2013-05-27

−深夜の美利河峠−

−深夜の美利河峠−

またしても強い風雨である。追われるようにして、松前町〜江差町〜北松山町から、利別川の川沿いに230号線の国道を抜けて、長万部(オシャマンベ)に向かった。

海岸は高波が押し寄せて危険だと感じたし、アイン号(スバルドミンゴ)が高波をかぶったら、電気系統をやられ、ひとたまりもないと思ったからである。

アイン号も私の分身である。大切な神の聖具である。大切にし、いたわらなくてはと思う。彼は黙々と動き、私とアイを支えてくれる大切な友である。彼なしには身動きがとれない。

彼はウンウンとエンジンの唸りを上げて、山坂を一生懸命に走ってくれた。風雨の中、フロントガラスを激しい大粒の雨がまるで生き物のように、こちら目がけて飛びかかってくる。ワイパーも負けてはいない。シャッシャッと音を立てながら、一生懸命に激しい雨に立ち向かって、たたかっている。

アイも緊張気味である。アイン号もアイも私も「三人が」一体となって、何かを目がけて嵐の中を突き進んでゆく。皆、心が溶け合って一体となっている。そうでなくては、このひどい暗闇と豪雨の中を、それも北海道の原生林の中を突き進むことは出来ない。

讃美歌405番、2節を私は歌った。

「荒野をゆくときも、
あらし吹くときも、
ゆくてをしめして、
たえずみちびきませ。 また会う日まで、また会う日まで、
神のまもり 汝が身を離れざれ!」
アーメン

行き交う車の少ない山中、それも深夜である。その時、不測の事態が生じた。アイン号の心臓が突然停止してしまったのである。ライトの光の中から、すぐ向こうに峠が見える。あと数100mだ。

ガソリンのゲージはまだ残量を示している。風雨はこの時とばかり、強く激しくアイン号の痛んだ車体を、容赦なく叩き、揺さぶった。それは、まるで私自身が叩かれているようであった。

私は心を静めて祈り、それから静かにローギアに入れセルモーターを回した。アイン号は苦しそうにウーと唸り、あえぎながら少しずつ坂道を登り、路肩に止まった。これで衝突の危険は避けられる。ほっとした。バッテリーの消耗を防ぐため、持参の懐中電灯に切り替え、ルームライトもパーキングライトも全部消した。あたり一面、文字通り、漆黒の暗闇である。

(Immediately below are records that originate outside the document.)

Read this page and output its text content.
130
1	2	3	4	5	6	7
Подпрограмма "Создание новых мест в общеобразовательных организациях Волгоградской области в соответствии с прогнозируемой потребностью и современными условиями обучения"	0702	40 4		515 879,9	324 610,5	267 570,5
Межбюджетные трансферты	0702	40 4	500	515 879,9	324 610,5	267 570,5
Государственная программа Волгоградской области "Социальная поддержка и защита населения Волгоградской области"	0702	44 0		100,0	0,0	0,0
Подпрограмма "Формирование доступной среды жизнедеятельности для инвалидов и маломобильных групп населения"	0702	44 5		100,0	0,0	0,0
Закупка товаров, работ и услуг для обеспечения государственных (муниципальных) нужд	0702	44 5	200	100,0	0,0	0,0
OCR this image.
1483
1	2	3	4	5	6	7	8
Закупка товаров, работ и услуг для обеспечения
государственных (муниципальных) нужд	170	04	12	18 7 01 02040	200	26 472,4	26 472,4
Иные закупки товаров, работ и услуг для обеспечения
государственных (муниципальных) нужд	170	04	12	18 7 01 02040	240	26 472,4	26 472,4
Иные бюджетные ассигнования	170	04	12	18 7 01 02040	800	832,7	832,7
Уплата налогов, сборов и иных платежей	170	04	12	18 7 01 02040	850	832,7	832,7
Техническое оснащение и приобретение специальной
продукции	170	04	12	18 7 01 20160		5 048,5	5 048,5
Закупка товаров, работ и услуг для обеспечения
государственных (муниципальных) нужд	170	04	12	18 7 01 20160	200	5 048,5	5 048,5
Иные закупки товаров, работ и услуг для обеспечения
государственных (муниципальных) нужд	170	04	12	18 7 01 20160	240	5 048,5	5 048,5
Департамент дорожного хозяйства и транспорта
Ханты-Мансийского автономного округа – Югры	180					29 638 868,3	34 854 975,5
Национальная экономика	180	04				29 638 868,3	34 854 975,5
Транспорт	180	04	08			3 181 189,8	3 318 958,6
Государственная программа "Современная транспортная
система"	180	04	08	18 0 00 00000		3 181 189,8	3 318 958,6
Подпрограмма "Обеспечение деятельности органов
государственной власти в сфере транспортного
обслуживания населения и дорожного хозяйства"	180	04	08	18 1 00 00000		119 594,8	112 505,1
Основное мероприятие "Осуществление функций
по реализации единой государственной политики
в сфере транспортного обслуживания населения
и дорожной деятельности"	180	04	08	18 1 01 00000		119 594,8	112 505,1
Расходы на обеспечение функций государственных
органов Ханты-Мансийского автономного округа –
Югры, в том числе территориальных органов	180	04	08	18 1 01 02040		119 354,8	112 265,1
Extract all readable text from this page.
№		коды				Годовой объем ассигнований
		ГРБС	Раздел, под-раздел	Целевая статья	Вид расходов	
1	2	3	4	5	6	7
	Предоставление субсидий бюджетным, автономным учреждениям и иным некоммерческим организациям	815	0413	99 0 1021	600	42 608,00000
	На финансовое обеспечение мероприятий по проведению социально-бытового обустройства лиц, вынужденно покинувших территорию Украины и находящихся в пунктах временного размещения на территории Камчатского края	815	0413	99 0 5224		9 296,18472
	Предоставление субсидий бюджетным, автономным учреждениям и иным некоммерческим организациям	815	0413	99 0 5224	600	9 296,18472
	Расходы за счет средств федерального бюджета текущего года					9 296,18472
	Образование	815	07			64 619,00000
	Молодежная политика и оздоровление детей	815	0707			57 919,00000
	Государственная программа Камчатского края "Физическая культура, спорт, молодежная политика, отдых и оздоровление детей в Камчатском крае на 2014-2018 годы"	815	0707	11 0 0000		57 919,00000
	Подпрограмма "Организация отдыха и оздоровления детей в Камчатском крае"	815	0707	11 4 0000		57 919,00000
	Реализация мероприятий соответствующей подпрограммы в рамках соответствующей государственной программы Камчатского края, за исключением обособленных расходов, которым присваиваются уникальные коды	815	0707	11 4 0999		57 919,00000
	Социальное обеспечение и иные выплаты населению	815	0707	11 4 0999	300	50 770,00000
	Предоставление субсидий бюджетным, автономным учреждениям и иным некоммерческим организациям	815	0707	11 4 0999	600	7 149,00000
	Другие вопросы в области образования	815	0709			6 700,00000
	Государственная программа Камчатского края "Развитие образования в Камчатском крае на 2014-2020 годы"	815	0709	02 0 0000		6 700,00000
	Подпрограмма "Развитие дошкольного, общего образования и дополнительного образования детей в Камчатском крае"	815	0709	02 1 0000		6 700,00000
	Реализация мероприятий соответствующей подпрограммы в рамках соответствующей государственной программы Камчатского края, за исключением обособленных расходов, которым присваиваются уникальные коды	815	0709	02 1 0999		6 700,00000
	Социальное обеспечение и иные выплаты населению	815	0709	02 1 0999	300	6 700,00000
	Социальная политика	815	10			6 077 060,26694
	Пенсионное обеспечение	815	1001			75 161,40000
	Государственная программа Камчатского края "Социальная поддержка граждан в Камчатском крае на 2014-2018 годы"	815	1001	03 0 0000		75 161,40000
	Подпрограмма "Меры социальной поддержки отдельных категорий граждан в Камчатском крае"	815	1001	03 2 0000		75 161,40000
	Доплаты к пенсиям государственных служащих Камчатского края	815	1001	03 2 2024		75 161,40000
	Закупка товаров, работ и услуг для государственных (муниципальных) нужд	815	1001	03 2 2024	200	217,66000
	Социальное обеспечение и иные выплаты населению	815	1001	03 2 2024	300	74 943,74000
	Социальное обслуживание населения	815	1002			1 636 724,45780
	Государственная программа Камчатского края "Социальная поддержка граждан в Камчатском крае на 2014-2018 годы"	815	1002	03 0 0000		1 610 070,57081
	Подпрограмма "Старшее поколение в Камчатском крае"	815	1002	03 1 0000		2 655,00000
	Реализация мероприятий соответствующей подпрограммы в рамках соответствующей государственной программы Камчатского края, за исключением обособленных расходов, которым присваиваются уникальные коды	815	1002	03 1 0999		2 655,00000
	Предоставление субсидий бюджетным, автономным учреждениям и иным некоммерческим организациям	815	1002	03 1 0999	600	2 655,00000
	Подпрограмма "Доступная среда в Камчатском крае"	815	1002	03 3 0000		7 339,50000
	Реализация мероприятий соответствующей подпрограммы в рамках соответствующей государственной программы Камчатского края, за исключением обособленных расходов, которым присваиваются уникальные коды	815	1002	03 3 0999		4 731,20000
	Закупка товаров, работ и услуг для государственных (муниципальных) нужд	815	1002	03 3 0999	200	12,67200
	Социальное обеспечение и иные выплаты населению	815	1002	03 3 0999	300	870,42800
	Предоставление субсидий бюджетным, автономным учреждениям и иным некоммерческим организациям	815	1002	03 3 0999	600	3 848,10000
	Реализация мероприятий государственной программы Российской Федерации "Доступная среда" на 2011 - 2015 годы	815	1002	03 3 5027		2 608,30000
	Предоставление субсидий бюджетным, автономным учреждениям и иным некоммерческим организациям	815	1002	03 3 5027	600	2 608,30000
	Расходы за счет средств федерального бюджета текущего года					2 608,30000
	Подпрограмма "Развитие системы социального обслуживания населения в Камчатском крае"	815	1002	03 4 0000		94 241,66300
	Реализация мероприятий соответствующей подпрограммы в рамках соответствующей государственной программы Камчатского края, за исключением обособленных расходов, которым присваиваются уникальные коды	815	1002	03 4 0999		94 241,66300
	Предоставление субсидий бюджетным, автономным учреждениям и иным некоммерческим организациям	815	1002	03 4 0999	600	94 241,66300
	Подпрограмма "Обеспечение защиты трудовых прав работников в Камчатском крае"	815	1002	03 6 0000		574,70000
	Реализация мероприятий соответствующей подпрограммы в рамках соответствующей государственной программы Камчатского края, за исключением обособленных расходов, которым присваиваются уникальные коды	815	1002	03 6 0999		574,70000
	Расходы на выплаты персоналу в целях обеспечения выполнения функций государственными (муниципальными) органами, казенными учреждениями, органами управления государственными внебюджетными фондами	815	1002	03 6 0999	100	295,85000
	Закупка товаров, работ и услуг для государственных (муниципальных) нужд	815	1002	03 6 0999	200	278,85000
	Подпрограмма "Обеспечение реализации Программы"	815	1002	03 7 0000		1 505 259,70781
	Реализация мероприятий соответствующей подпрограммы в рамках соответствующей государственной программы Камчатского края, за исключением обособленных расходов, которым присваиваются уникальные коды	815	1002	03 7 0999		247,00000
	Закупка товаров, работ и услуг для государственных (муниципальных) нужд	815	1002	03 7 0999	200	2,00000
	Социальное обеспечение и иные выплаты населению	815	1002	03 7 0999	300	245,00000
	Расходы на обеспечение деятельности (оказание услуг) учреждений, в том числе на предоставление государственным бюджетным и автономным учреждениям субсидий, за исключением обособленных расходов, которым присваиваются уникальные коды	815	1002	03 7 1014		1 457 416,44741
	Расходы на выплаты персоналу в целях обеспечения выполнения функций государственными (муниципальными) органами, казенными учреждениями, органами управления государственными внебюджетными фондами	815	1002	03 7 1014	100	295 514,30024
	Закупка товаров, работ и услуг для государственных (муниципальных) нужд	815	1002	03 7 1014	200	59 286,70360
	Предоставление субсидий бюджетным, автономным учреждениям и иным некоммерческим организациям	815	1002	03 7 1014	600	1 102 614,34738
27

アイが先ほどから脅え、しきりに私のひざに乗ろうとする。シーズ犬特有の出目の目玉が、今にも飛び出してぶら下がってきそうである。彼女は赤い小さな舌を出して「はあー、はあー」と息づかいが荒い。無理もない。敏感なアイの事だ。それに加えて、山鳴りがひどい。よほど怖いにちがいない。

私はアイの背中を優しく撫でながら語りかけた。「こういう時のために信仰が与えられているんだよ。イエス様が一緒だということを、忘れないようにしようね。神が必ずお守り下さるから、心配しないでいようね」

−祈り−

暫く経つと暗闇に目が馴れてきた。山が、ゴウーゴウーと吠え、山の木々が激しく揺れているのがよくわかる。

風の音。それは雑音のない大自然の風の音だった。太古そのままの原生林の中を吹き荒れる、純粋な風の音。生きている風の音だ。大自然の息づかいだ。人間がいかにちっぽけで頼りないか、それに、気付かせてくれる。風の音に静かに耳を傾けた。

時計の針は午前0時55分をさしていた。やがて、朝がくる。日曜日、聖日である。留守を守ってくれている皆の懐かしい顔が、まぶたに浮かび、自然に涙が溢れて仕方がない。

愛する人々の背後からの祈りを実感した。祈りは、苦難に直面している、私とアイとアイン号の命綱であった。不安でないと言えばうそになる。

体もきつい。肝臓が痛む。ひどい吐き気と頭痛、それに悪寒が加わった。足は氷のように冷たく感覚がない(足の冷えは肝臓病特有のものらしい)
ふと不吉な死を予感した。肝不全には静脈瘤の破裂があると聞いていた。心臓マヒに似ているそうだ。しかし、気を取り直して祈ることによって、恐れが少しずつ静められていった。イエスに救われたあのペテロのように。

寂しい山中で不測の事態に直面しつつ、傷つきながらも、祈ることによって私たちは救われた。体が弱くなると気落ちして生きた心地がしないものである。

「祈りとは何か」

当たり前のようでそうでない事の不思議な祈りの秘密に、祈りの持つ神秘的な力に触れて私は改めて驚いた。「わが心に神の霊、わが心にキリストの霊宿り」と思わずつぶやいた。